Enviada em 21/08/2020

A Organização Internacional do Trabalho foi criada em 1919 sendo responsável pelas normas internacionais de trabalho, tanto na sua formação e aplicação, como a limitação de 8 horas diárias e 48 semanalmente, mas o pensamento de que as multinacionais tem o dever de aplicar o que foi legislado e respeitar os funcionários sem ter em conta as leis do país em que a empresa está anexada, não é adotada por completo.

Em sua maioria, trabalhadores com baixa escolaridade formal, analfabetos, imigrantes em situação ilegal não possuem conhecimento ou escolha sobre os direitos garantidos a eles. As áreas de construções civil, rurais, têxtil possuem os maiores números de casos de trabalhadores em situações análogas a exploração ou escravidão, onde pessoas são transportadas de locais em circunstâncias econômicas precárias para lugares onde os seus “empregadores” oferecem um salário medíocre em condições tenebrosas.

Ainda convém lembrar que, grupos empresariais buscam sempre meios para gerar mais lucros reduzindo custos de trabalho, implantando filiais em países com uma legislação flexível, ou menor incidência de fiscalização em comparação aos demais, utilizando matéria-prima e mão de obra barata. Com a velocidade da informação e do transporte de mercadoria, percebe-se a evolução em massa de inúmeras empresas em partes do globo, porém, a sociedade tem se atentado aos problemas que muitas vezes são violações dos direitos humanos.

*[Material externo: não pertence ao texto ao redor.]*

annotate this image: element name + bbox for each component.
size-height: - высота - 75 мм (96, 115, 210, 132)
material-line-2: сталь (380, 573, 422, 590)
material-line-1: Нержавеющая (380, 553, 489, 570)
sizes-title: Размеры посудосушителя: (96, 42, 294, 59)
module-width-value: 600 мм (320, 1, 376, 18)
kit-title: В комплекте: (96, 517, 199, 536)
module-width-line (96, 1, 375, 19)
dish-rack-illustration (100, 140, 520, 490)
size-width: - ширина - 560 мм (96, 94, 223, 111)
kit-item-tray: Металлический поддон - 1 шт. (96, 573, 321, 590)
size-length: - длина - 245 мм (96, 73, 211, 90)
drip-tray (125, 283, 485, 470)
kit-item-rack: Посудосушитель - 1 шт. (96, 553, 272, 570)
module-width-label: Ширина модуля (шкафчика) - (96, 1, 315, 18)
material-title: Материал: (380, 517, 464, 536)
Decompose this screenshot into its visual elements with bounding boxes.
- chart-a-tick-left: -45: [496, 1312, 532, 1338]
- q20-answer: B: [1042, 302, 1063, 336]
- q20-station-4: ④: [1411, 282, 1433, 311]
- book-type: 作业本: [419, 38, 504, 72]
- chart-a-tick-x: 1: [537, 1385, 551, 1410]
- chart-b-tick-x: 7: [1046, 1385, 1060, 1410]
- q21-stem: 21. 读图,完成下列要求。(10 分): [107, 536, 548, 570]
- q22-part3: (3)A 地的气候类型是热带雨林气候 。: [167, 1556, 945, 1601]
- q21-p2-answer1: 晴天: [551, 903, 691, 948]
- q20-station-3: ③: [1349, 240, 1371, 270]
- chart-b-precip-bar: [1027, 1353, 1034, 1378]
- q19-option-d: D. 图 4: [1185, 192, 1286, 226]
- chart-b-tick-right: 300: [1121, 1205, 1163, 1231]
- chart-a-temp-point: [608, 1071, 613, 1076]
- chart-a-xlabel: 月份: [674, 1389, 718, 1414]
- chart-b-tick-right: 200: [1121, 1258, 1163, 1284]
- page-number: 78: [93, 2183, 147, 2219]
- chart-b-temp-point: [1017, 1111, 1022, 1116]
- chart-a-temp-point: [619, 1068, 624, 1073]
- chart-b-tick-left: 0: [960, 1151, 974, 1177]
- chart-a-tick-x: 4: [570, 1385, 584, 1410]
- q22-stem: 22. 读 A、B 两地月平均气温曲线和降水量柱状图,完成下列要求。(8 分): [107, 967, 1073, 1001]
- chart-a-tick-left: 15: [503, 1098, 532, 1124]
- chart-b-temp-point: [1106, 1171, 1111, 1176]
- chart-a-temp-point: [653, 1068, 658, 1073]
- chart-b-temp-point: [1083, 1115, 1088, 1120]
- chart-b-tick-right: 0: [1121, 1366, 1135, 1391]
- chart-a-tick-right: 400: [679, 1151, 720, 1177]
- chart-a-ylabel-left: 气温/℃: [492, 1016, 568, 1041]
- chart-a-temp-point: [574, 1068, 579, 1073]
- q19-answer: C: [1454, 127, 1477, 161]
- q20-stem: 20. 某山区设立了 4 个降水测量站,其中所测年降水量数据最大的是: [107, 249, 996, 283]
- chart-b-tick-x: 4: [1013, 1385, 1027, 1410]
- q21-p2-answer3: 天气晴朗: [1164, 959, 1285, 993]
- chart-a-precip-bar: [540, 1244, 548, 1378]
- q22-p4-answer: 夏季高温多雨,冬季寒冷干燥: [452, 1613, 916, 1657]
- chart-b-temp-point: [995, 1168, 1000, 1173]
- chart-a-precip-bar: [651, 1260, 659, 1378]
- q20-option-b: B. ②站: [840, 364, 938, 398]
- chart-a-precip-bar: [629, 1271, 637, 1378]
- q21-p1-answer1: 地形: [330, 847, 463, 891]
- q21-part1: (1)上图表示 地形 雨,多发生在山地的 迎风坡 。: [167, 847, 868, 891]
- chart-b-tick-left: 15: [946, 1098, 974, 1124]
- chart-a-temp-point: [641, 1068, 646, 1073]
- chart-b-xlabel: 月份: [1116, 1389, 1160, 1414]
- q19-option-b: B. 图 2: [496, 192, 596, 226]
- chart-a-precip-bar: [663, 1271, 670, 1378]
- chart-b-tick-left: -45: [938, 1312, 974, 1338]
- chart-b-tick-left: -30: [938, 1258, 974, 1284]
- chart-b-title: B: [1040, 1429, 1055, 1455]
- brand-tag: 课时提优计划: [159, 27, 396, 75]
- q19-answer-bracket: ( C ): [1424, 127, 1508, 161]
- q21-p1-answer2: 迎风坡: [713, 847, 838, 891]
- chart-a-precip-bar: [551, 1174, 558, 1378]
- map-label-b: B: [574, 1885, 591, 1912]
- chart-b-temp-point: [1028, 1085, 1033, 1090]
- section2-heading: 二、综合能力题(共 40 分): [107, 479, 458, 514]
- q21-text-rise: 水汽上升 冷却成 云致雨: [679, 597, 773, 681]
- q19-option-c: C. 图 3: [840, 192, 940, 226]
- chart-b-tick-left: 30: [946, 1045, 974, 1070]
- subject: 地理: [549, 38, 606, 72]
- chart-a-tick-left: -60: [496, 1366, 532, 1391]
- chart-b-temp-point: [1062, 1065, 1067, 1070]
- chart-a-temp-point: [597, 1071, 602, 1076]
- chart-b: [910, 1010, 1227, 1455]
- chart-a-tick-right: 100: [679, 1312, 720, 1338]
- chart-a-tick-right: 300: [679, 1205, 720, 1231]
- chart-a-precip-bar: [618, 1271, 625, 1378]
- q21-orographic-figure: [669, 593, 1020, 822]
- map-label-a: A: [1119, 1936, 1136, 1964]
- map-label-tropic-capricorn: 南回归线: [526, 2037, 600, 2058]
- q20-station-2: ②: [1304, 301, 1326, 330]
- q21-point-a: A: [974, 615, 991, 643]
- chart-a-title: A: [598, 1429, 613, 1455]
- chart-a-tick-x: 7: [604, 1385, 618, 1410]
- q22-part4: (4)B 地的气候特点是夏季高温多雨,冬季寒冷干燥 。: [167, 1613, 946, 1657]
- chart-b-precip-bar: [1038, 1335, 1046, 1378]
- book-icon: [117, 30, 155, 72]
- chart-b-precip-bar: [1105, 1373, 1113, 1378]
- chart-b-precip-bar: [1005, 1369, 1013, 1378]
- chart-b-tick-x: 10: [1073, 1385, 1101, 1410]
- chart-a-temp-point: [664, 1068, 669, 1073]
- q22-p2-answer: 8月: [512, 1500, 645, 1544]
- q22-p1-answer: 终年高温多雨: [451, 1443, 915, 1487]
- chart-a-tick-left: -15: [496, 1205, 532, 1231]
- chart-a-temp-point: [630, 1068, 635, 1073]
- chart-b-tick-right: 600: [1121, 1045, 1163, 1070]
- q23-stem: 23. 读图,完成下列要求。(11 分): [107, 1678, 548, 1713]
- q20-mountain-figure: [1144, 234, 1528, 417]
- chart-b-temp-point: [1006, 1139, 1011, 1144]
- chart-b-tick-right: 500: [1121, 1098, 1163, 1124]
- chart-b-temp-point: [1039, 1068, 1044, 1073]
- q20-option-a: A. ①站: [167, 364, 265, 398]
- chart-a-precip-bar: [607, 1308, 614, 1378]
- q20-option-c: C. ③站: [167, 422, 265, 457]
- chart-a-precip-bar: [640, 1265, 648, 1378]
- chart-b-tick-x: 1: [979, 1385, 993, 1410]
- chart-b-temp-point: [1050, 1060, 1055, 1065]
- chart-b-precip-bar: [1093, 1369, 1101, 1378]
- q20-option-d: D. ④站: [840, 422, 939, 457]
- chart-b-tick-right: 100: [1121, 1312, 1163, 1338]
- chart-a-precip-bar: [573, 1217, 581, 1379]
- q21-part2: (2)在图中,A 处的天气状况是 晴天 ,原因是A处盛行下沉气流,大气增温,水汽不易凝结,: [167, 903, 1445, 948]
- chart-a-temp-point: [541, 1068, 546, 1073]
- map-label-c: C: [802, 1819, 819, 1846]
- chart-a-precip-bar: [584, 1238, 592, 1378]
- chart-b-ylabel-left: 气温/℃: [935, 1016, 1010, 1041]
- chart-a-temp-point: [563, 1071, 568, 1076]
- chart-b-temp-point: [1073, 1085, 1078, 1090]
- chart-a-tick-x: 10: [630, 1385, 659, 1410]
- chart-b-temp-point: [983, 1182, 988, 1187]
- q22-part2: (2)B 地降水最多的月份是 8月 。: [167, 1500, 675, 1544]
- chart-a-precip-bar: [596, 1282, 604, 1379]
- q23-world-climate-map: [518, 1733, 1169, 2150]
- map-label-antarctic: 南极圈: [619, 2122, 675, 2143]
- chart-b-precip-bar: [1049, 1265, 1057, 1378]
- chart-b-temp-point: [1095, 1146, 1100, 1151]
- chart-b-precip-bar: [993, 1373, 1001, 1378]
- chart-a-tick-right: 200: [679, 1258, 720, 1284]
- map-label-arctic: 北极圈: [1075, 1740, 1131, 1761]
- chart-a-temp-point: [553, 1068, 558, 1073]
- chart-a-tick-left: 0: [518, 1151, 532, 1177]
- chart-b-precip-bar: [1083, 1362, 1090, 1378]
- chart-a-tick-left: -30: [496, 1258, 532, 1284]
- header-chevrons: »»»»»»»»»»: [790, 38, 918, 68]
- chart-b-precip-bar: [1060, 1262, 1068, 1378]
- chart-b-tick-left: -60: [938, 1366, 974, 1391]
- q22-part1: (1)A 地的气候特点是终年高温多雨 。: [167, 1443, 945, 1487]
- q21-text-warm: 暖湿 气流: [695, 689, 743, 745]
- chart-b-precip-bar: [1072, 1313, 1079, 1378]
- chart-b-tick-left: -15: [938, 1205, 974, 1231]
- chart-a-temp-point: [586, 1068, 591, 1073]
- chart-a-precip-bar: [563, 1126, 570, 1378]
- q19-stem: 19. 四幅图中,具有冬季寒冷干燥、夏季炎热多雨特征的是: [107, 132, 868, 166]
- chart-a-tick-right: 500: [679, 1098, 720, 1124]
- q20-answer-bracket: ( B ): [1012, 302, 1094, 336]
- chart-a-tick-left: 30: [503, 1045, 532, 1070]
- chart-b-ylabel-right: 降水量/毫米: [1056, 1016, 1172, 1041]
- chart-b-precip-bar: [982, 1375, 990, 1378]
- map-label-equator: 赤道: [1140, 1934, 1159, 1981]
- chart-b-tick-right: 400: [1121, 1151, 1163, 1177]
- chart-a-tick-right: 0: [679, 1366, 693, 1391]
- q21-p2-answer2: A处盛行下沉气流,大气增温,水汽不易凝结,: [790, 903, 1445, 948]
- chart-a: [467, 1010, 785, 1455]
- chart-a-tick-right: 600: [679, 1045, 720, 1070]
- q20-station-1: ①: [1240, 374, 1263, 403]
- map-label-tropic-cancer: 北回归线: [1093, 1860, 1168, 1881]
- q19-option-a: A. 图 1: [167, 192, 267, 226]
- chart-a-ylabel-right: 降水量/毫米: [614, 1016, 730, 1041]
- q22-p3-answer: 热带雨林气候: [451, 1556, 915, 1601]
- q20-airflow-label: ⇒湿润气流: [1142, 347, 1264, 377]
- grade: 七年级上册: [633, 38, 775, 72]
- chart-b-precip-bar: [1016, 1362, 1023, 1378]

Dado o exposto, a informação dos direitos estabelecidos pela OIT deve ser transmitida aos trabalhadores, de forma que cada cidadão saiba de tudo que lhe é garantido, visto que cabe aos órgãos internacionais e nacionais como a Receita Federal e o INSS, analisar como são aplicadas as fiscalizações e melhora-las, também através da obrigação legal e moral de uma própria empresa, uma cobrança de um sistema de produção com um padrão de garantia de direitos, tanto consumidor, quanto trabalhador.